Les données montrent que sur les courses de 50 kilomètres, les hommes sont en moyenne 10 à 15 % plus rapides que les femmes. Sur les 100 kilomètres, cet écart tombe à 5 à 10 %. Au-delà de 300 kilomètres, l'écart n'est plus que de 1 à 2 %, et il disparaît complètement sur les distances extrêmes.

Des implications pour l'entraînement et la compétition

Ces résultats pourraient avoir des implications importantes pour l'entraînement des athlètes et pour l'organisation des compétitions. Les entraîneurs pourraient adapter les programmes d'entraînement en tenant compte de ces différences physiologiques, et les organisateurs de courses pourraient envisager des catégories mixtes ou des podiums communs sur les ultra-distances.
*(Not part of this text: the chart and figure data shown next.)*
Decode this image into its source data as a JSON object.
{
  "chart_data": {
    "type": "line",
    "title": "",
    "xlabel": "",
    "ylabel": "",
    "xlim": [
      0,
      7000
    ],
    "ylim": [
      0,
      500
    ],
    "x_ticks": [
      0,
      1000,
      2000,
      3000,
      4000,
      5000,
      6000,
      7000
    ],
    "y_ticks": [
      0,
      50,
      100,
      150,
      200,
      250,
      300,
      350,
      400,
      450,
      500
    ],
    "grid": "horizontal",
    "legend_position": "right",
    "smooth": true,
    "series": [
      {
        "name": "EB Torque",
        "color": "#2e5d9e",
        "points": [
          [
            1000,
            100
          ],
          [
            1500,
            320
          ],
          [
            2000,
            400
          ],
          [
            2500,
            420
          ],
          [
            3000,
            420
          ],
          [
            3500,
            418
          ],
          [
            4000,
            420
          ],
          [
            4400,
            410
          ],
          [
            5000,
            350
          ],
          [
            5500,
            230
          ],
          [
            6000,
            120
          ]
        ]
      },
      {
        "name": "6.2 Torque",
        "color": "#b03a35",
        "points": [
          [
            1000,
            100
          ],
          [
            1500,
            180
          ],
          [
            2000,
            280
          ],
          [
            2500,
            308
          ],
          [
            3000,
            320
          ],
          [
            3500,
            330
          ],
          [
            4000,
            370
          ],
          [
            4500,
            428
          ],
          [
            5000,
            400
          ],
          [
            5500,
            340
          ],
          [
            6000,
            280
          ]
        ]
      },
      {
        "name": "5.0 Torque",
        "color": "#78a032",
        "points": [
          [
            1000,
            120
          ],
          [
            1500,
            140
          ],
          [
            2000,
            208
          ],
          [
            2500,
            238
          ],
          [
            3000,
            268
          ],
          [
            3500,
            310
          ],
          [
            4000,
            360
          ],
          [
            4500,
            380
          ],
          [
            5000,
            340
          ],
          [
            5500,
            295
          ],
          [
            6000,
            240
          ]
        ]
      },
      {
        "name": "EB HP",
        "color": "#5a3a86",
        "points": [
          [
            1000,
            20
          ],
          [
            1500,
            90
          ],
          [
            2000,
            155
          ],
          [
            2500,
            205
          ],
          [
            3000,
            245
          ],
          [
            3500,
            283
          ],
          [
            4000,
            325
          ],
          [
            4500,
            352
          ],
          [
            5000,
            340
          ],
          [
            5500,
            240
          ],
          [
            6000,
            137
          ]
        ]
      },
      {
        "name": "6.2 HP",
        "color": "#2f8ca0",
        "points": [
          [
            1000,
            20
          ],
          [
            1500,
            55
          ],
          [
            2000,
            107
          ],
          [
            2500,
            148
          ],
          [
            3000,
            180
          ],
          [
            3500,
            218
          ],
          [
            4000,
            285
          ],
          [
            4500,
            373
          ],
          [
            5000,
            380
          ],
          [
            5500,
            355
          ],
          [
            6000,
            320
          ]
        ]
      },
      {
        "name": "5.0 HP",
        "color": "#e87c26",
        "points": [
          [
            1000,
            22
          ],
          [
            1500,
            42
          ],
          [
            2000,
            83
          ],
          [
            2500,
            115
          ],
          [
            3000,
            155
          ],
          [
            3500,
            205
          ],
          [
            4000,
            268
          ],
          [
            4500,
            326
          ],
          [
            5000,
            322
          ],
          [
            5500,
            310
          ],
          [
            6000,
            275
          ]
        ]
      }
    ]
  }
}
« Les femmes ont longtemps été sous-représentées dans les courses d'ultra-endurance, mais leur nombre augmente rapidement », note le Dr. Millet. « Cette étude montre qu'elles ont non seulement leur place dans ces épreuves, mais qu'elles peuvent aussi y exceller. »

Les chercheurs espèrent que ces découvertes encourageront davantage de femmes à se lancer dans l'ultra-endurance et contribueront à briser les barrières de genre dans le sport de haut niveau.